Cómo establecer un horario puede hacerlo menos productivo

Cómo establecer un horario puede hacerlo menos productivo

Marcando los momentos que componen un día aburrido ... NAN728 / Shutterstock.com

Puede parecer que nunca hay suficiente tiempo: no es suficiente para dormir y no es suficiente para jugar, no es suficiente para cocinar y no es suficiente para hacer ejercicio.

Hay un término relativamente nuevo para describir este sentimiento: tiempo de hambre, o la sensación de tener demasiado que hacer sin tiempo suficiente para hacerlo.

Para estructurar el poco tiempo que sentimos que tenemos, una de las estrategias que implementamos es la programación. De hecho, la dependencia de herramientas organizativas como los planificadores diarios ha ido en aumento. En dos encuestas recientes, 51% de los encuestados dijeron que usaban regularmente su aplicación de calendario, mientras 63% de los trabajadores de oficina consideran los calendarios "muy importantes".

La idea es que la programación lo hará más eficiente: cuando asigna su tiempo, organiza su día en una serie de citas, reuniones y llamadas, mientras bloquea el tiempo libre para otras actividades o tareas.

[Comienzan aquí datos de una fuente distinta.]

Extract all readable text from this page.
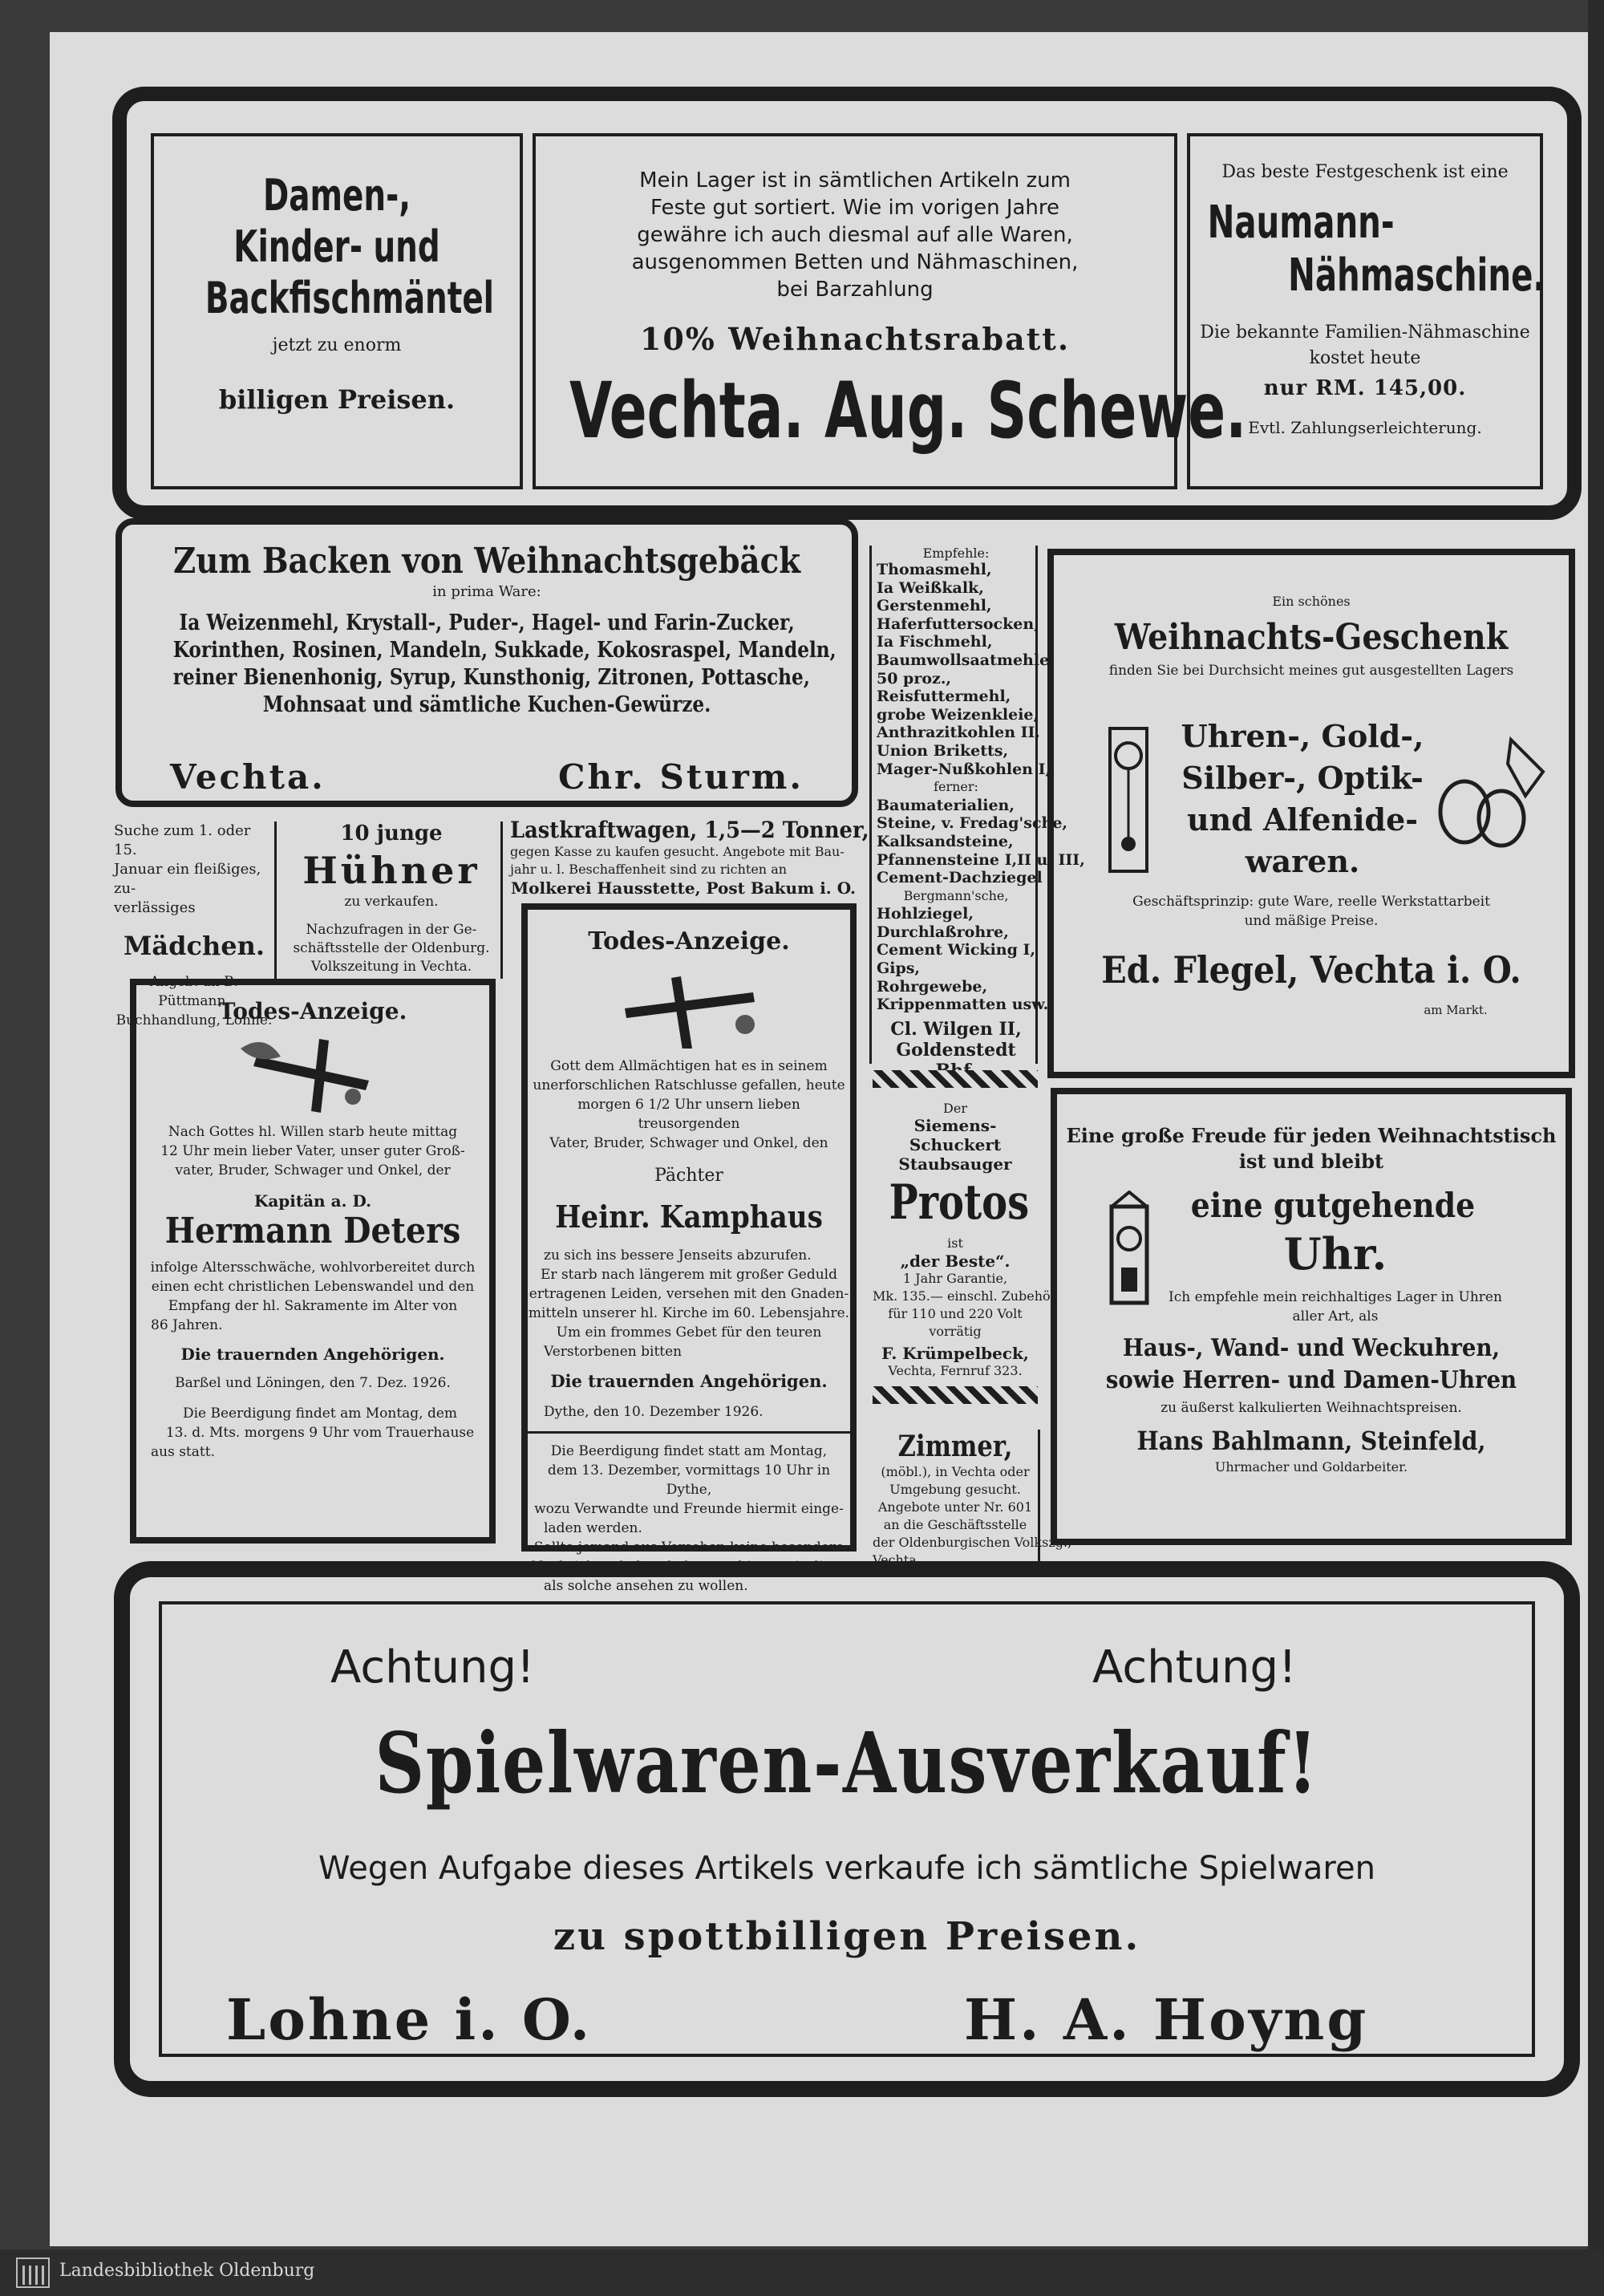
Damen-,
Kinder- und
Backfischmäntel
jetzt zu enorm
billigen Preisen.
Mein Lager ist in sämtlichen Artikeln zum
Feste gut sortiert. Wie im vorigen Jahre
gewähre ich auch diesmal auf alle Waren,
ausgenommen Betten und Nähmaschinen,
bei Barzahlung
10% Weihnachtsrabatt.
Vechta. Aug. Schewe.
Das beste Festgeschenk ist eine
Naumann-
Nähmaschine.
Die bekannte Familien-Nähmaschine
kostet heute
nur RM. 145,00.
Evtl. Zahlungserleichterung.
Zum Backen von Weihnachtsgebäck
in prima Ware:
Ia Weizenmehl, Krystall-, Puder-, Hagel- und Farin-Zucker,
Korinthen, Rosinen, Mandeln, Sukkade, Kokosraspel, Mandeln,
reiner Bienenhonig, Syrup, Kunsthonig, Zitronen, Pottasche,
Mohnsaat und sämtliche Kuchen-Gewürze.
Vechta.	Chr. Sturm.
Suche zum 1. oder 15.
Januar ein fleißiges, zu-
verlässiges
Mädchen.
Angeb. an B. Püttmann,
Buchhandlung, Lohne.
10 junge
Hühner
zu verkaufen.
Nachzufragen in der Ge-
schäftsstelle der Oldenburg.
Volkszeitung in Vechta.
Lastkraftwagen, 1,5—2 Tonner,
gegen Kasse zu kaufen gesucht. Angebote mit Bau-
jahr u. l. Beschaffenheit sind zu richten an
Molkerei Hausstette, Post Bakum i. O.
Empfehle:
Thomasmehl,
Ia Weißkalk,
Gerstenmehl,
Haferfuttersocken,
Ia Fischmehl,
Baumwollsaatmehle
50 proz.,
Reisfuttermehl,
grobe Weizenkleie,
Anthrazitkohlen II,
Union Briketts,
Mager-Nußkohlen I,
ferner:
Baumaterialien,
Steine, v. Fredag'sche,
Kalksandsteine,
Pfannensteine I,II u. III,
Cement-Dachziegel
Bergmann'sche,
Hohlziegel,
Durchlaßrohre,
Cement Wicking I,
Gips,
Rohrgewebe,
Krippenmatten usw.
Cl. Wilgen II,
Goldenstedt
Ein schönes
Weihnachts-Geschenk
finden Sie bei Durchsicht meines gut ausgestellten Lagers
Uhren-, Gold-,
Silber-, Optik-
und Alfenide-
waren.
Geschäftsprinzip: gute Ware, reelle Werkstattarbeit
und mäßige Preise.
Ed. Flegel, Vechta i. O.
am Markt.
Todes-Anzeige.
Nach Gottes hl. Willen starb heute mittag
12 Uhr mein lieber Vater, unser guter Groß-
vater, Bruder, Schwager und Onkel, der
Kapitän a. D.
Hermann Deters
infolge Altersschwäche, wohlvorbereitet durch
einen echt christlichen Lebenswandel und den
Empfang der hl. Sakramente im Alter von
86 Jahren.
Die trauernden Angehörigen.
Barßel und Löningen, den 7. Dez. 1926.
Die Beerdigung findet am Montag, dem
13. d. Mts. morgens 9 Uhr vom Trauerhause
aus statt.
Todes-Anzeige.
Gott dem Allmächtigen hat es in seinem
unerforschlichen Ratschlusse gefallen, heute
morgen 6 1/2 Uhr unsern lieben treusorgenden
Vater, Bruder, Schwager und Onkel, den
Pächter
Heinr. Kamphaus
zu sich ins bessere Jenseits abzurufen.
Er starb nach längerem mit großer Geduld
ertragenen Leiden, versehen mit den Gnaden-
mitteln unserer hl. Kirche im 60. Lebensjahre.
Um ein frommes Gebet für den teuren
Verstorbenen bitten
Die trauernden Angehörigen.
Dythe, den 10. Dezember 1926.
Die Beerdigung findet statt am Montag,
dem 13. Dezember, vormittags 10 Uhr in Dythe,
wozu Verwandte und Freunde hiermit einge-
laden werden.
Sollte jemand aus Versehen keine besondere
Nachricht erhalten haben, so bitten wir diese
als solche ansehen zu wollen.
Der
Siemens-Schuckert
Staubsauger
Protos
ist
„der Beste“.
1 Jahr Garantie,
Mk. 135.— einschl. Zubehör
für 110 und 220 Volt
vorrätig
F. Krümpelbeck,
Vechta, Fernruf 323.
Zimmer,
(möbl.), in Vechta oder
Umgebung gesucht.
Angebote unter Nr. 601
an die Geschäftsstelle
der Oldenburgischen Volkszg.,
Vechta.
Eine große Freude für jeden Weihnachtstisch
ist und bleibt
eine gutgehende
Uhr.
Ich empfehle mein reichhaltiges Lager in Uhren
aller Art, als
Haus-, Wand- und Weckuhren,
sowie Herren- und Damen-Uhren
zu äußerst kalkulierten Weihnachtspreisen.
Hans Bahlmann, Steinfeld,
Uhrmacher und Goldarbeiter.
Achtung!	Achtung!
Spielwaren-Ausverkauf!
Wegen Aufgabe dieses Artikels verkaufe ich sämtliche Spielwaren
zu spottbilligen Preisen.
Lohne i. O.	H. A. Hoyng
Landesbibliothek Oldenburg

Pero en una serie de ocho estudios, Gabriela Tonietto, Steve Nowlis y I descubrió que la programación a veces puede ser contraproducente y, de hecho, nos hace menos productivos.

Se acerca una cita y el tiempo se "encoge"

Gran parte de la desventaja de la programación tiene que ver con la anticipación de una reunión o cita. Cuando sabemos que se avecina una reunión programada o una llamada telefónica, puede hacernos sentir que tenemos menos tiempo para hacer lo que tenemos que hacer.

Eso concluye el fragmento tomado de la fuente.